Brad says…
Kate’s most recent post, “License to Complain” addressed an important marriage issue, complaining. I have seen how complaining can destroy a marriage even before healing or restoration can take place. On the other hand, I’ve seen how the fear of complaining can stifle and limit a spouse from getting the support that she desperately needs.
Kate clearly says that complaining about your marriage to friends doesn’t help, but at the end of her post she talked about the pull between complaining and getting support.
“I believe that there are times we [wives] need to talk things through and share some frustrations. I have a select group of trusted friends with whom I can talk about my marriage. There are times I will go to them with struggles”
There is a fine line between complaining and talking things out, but it is an important distinction that all husbands need to understand. As I said in my post, “Night Out” your wife is designed to be social. When things in marriage are difficult some men expect their wife to curb this natural tendency and keep everything “in the home”. I think this policy gets adopted simply because they think only about the negatives of hen pecking, and not the positive support of a group of healthy women.
We can encourage our wives to develop the healthy supportive relationships with other women that Kate was talking about and at the same time communicate our fears of negative complaining.
Encourage the Positive
Does your wife have a friend who has a healthy outlook on marriage and life? How can you encourage your wife connecting with her and getting that support? I would encourage you to go out of your way to help grow these kind of relationship. Is your wife having a hard time making a decision about something? Instead of just giving the answer, (a no-no husbands anyway) ask what her friend’s advice is. Hear her talking on the phone with this friend? Ask about their conversation. I know these things go against the norm, but anything you can do to encourage a positive supportive relationship will be a blessing to your wife, and your marriage!

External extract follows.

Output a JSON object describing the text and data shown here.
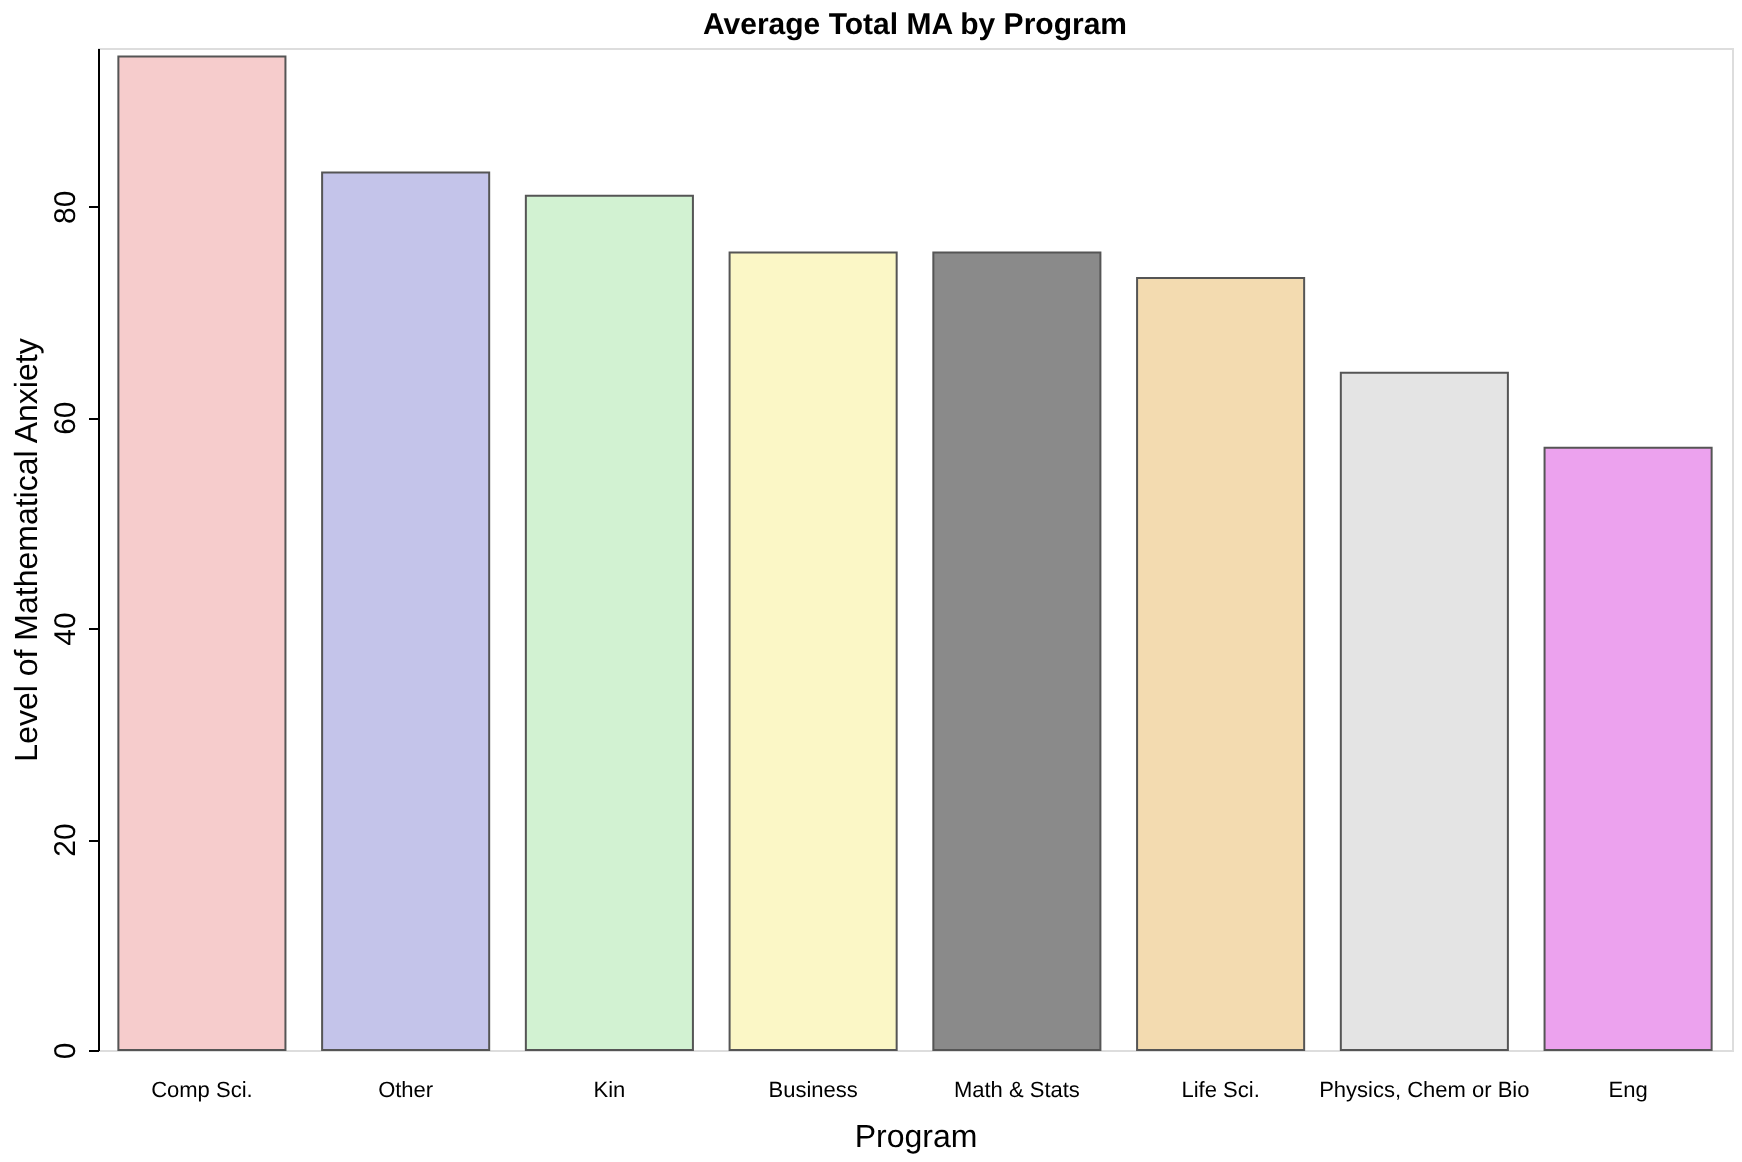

But Her Friends Aren’t Healthy
I’m sure that some of you reading this are thinking, “If her talking was getting support that would be fine, but all _____ does is reinforce how terrible a husband I am, and how she could do better without me”. Unfortunately, there are negative people out there and they can add a complicating factor to your relationship with your wife. If you are concerned about this response coming from your wife’s friend (or family for that matter) then you need to communicate your worries to your wife. Don’t just say don’t, or complain anytime the friends name is brought up. Talk about the positives and negatives with your wife. Try this, “I know you love talking to ____ when things are stressful, and I really want you to be able to vent and get support, but I’m worried that what ___ says is not helping our marriage.” I’m not suggesting that will be an easy conversation, but stating right up front that you want her to have an outlet will improve things!
I’ve Never Said That
Even if there is no stated, “keep it in the house” rule that you have ever communicated to your wife she might feel there is. Sometimes these rules actually come from our parents, and simply get adopted into our family. The problem is if she is following the unstated rule, then she is missing out on support. On the other hand, if she isn’t following it then she is probably feeling guilty and has limited her talking to you about what she and her friends discuss. Have a conversation about this and release her from any unwritten expectations.



If someone is talking to others INSTEAD of their spouse, then that’s a certain recipe for trouble.
I.E. if she’s only talking to the girls, but says NOTHING to her husband, how could he possibly know there is anything wrong.
If she tells him “fine” and tells the girls how unhappy she is, then things will not get better.
So if she thinks she can’t complain to her husband and uses her girlfriends for this, then she’s basically being dishonest with him, and he’s not getting the honest, accurate feedback he needs to be a great husband.
I would think the outside friend is the minority of communication, where 99 44/100% of it is between the spouses.